People often asked me why I would want to ride a bike like that, but I was afraid of a faster one, and I didn’t mind that it took more work. Riding more slowly was fine with me; the views were better that way. The only thing I didn’t love about it was wearing the helmet that nobody had realized was a necessary precaution when I was a kid.
Once in awhile, in Hawaii, I would ride the three miles or so to the beach on base, just to see the ocean and spend a few minutes there before heading back home. The way home often seemed quite long, and many years later I would have vague dreams about riding home from the beach for an impossibly long distance (maybe twenty miles or more, in the crazy illogical landscape of sleep). Sometimes in the dreams it would be getting dark, and I would be asking myself “why on earth did I ride so far on this bike?” and feeling fearful that I would not make it back.
I don’t remember ever feeling that way in real life, and even in the dreams, my distress at the distance I was traveling felt more like the sorrow of moving farther and farther away from a past I had loved, without quite knowing what might lie ahead. Now, of course, I remember those dreams with a confirming sadness that my anxiety about the future– if that is what haunted my sleep– turned out to be quite reasonable.

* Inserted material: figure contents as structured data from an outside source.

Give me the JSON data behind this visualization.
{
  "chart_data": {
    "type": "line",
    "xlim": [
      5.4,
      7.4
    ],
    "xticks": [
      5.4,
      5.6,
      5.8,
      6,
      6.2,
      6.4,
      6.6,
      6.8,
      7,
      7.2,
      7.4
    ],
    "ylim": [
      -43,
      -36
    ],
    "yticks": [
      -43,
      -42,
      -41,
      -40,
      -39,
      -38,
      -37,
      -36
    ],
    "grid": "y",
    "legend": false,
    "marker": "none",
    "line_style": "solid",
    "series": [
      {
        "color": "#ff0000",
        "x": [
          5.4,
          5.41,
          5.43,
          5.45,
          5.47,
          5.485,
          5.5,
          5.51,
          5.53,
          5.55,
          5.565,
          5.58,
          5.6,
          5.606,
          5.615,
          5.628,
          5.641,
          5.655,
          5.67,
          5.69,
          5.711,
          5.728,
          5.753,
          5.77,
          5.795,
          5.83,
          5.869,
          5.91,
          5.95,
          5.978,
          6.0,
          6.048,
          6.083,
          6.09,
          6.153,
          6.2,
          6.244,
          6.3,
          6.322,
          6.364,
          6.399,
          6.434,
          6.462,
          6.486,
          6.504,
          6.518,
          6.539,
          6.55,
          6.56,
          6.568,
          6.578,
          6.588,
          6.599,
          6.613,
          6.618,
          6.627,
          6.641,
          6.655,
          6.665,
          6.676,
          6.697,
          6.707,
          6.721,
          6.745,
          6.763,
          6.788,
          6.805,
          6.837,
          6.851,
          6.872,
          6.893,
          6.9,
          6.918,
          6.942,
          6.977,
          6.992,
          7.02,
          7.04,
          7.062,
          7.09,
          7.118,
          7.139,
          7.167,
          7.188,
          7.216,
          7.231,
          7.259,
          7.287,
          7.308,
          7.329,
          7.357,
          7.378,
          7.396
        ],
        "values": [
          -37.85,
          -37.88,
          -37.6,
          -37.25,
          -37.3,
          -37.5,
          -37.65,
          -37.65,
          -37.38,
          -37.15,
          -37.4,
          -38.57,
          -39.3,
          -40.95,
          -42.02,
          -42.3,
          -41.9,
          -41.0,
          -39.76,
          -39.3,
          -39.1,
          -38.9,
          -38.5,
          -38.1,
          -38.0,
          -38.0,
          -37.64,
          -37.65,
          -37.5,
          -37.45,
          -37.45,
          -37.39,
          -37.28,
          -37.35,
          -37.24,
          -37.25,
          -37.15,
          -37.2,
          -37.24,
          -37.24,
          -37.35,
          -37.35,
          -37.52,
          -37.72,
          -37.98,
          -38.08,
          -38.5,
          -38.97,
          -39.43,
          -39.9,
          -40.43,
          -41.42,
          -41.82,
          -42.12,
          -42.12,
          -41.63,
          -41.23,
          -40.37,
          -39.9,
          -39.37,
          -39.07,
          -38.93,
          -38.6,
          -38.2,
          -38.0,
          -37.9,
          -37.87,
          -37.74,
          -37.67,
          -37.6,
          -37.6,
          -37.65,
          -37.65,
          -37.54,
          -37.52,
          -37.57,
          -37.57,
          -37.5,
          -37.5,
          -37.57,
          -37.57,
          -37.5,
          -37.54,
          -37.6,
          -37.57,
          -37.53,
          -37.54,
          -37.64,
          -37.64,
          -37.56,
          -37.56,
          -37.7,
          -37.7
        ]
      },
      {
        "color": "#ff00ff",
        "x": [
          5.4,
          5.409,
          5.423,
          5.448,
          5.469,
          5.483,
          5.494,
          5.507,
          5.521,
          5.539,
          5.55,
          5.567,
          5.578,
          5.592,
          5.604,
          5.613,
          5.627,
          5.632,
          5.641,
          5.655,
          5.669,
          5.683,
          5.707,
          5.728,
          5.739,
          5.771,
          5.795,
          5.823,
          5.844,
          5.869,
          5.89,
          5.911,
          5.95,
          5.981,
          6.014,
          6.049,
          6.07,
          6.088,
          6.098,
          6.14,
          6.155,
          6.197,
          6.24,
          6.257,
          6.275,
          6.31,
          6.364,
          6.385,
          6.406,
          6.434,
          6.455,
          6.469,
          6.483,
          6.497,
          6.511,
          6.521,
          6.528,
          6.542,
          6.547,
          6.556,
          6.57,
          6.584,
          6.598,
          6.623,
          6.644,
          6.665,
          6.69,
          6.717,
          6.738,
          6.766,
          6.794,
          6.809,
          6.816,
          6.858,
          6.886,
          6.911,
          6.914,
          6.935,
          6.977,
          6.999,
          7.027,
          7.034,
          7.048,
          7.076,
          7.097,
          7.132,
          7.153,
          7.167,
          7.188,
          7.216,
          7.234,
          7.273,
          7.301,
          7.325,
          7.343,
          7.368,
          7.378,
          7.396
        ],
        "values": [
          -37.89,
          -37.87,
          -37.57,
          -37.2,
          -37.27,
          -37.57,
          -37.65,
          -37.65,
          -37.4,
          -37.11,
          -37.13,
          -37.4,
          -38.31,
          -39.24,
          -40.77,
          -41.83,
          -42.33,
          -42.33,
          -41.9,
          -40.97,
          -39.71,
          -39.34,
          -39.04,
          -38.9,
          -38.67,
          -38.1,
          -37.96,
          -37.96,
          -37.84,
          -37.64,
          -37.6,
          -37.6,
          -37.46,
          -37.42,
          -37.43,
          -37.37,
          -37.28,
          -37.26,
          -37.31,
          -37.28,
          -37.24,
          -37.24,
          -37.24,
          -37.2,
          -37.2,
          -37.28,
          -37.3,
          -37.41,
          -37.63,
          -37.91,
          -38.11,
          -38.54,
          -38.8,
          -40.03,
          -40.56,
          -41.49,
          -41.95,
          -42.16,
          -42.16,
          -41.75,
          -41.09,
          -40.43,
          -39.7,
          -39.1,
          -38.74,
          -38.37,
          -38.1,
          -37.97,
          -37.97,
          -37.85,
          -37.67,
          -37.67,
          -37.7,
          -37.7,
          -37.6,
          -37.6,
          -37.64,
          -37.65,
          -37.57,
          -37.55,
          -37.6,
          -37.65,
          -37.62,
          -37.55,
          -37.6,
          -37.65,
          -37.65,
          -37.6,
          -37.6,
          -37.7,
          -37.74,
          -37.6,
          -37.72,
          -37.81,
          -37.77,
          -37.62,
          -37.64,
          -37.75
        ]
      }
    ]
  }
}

Yet bikes are still happy things to me. I don’t plan to ride one ever again, but I love the sight of them. Maybe I should get an old brightly-colored bike that nobody wants to ride anymore, and use it for a garden decoration. Or maybe I’ll just make a photo collage of all the Oxford bikes I captured in digital and mental pictures.
Did you (or do you) ever ride a bike? Please tell us what you love about it.